This is the fourth in a series of seven posts in which I explore how to move forward when our journey is difficult. The series began with an introduction and has covered the first two of six TRUDGE practices for long-term resilience: Tell the Truth and Remember. 

TRUDGE – being resilient as you move through a challenging time in your life. Challenging times bring up difficult emotions and sometimes, unexpected reactions. When you find yourself easily undone or powerfully provoked, it is time to unpack your history.     

Unpacking your history gives you the insights to both understand and better face current difficulties. Your personal journey is a resource for you. You can learn what past events are today triggering an outsized reaction to your circumstances. You can review the coping skills you have used and discern which of these you want to use now. In this post you will be invited to consider your own history, both as a source of triggers and as a source of useful tools.   

sign showing caution

History as Trigger

We bring baggage with us along our journey.  I had a conflict with someone and could not let it go.  It was a minor thing, but I was obsessing about it. After being stuck for a while, I realized I was ruminating over it.  (Ruminating – thinking/talking about something upsetting over and over without getting to any solution or healing.)  I sat with pen and paper to dump all my thoughts and feelings down.  Then I took a break from thinking about it.  Later, while doing a routine task, I realized what the trigger was.  This minor event was a reminder of a very bad relationship in my past.  I wasn’t reacting to the current situation as much as to the past.   

Moving forward is made more difficult when we keep tripping over things from the past.  Stopping to see what has you all tangled up can move you forward.  Are we reacting to now or then?  Pausing to reflect on what we are carrying with us can help us move forward.  Is this reaction useful?  Is it warning us to pay attention?  Or is it slowing us down?  We are different people now, perhaps we can unload that baggage.  What can we learn from our past?  Past traumas gave us coping skills that may, or may not, be helpful now.  Take the time to look at your own history to unpack those things that may be tripping you up.   

History as Resource

Your past contains wisdom.  Have you been through something like this before?  Think about how you got through past difficulties.  Is there something someone said that helped?  Can you write that down as a personal motto?  What people, books, ideas or habits helped you then?  Can any of them be repurposed now? 

If you are in a time of transition and are not sure about what direction to go in, do a timeline of your life.  When were you happy?  Was there a work or living situation that you really liked?  What did you like about it?  Consider multiple aspects of the situation: people, place, activities, pace.  While we cannot go back to the past, we can mine our history for ideas that we might like to find in our future.  What aspects of your history would you like to add back in? 
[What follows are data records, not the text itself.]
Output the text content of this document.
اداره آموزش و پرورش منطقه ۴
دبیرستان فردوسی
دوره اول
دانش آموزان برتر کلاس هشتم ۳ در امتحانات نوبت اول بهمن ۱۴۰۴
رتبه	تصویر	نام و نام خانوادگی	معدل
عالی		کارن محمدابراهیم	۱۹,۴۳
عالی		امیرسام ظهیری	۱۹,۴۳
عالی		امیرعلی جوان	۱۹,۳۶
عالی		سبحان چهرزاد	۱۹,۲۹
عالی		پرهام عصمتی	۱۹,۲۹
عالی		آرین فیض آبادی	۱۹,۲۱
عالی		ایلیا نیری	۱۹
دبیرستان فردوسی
What about things you used to do that brought you joy?  Have you been so busy being an adult that it has been ages since you………?  What might fill in the blank here?  I forgot how much I like to sit in the woods and read a book. I set up a chair among the trees in my backyard. I found a Spirograph on clearance and enjoyed making patterns with color.  Are there childlike pleasures that you haven’t taken time for lately? 

Is there a person you haven’t talked to in ages that would lift your spirits? Call them. If you are worried about bothering them, text first. If you are not wanting to get bogged down in talking about all your struggles. You get to choose what and how much detail you share. Ask about how they are doing.  Get together for a hand of cards and take a night off from the stress. Trudging, moving forward for the long run, requires taking breaks. 

What about past rough spots?  Look through your personal history and consider other challenging times. What was helpful?  What do you wish you had done differently?  In the end what helped you move on?  Does any of that relate to now?  I recall being overwhelmed in graduate school.  My official advisor told me that if I was not focused on his area of expertise, then he could not help me.  I said, “okay”.  Later, another professor offered to meet with me and I said, “I am fine,” as I bumbled around trying to figure out how to manage the bigger picture.  I had several options that would have better served me!  Now when I am unsure of where to go, I am much more proactive about reaching out and would certainly not turn down a direct invitation!  What helped or didn’t help you in the past?

Taking time to unpack your past can allow you to gain wisdom from your own journey.  Talk it out with a good listener. Daydream about a past time. Reflect through writing. You are the expert on your life journey.  Take time to explore your own lessons learned.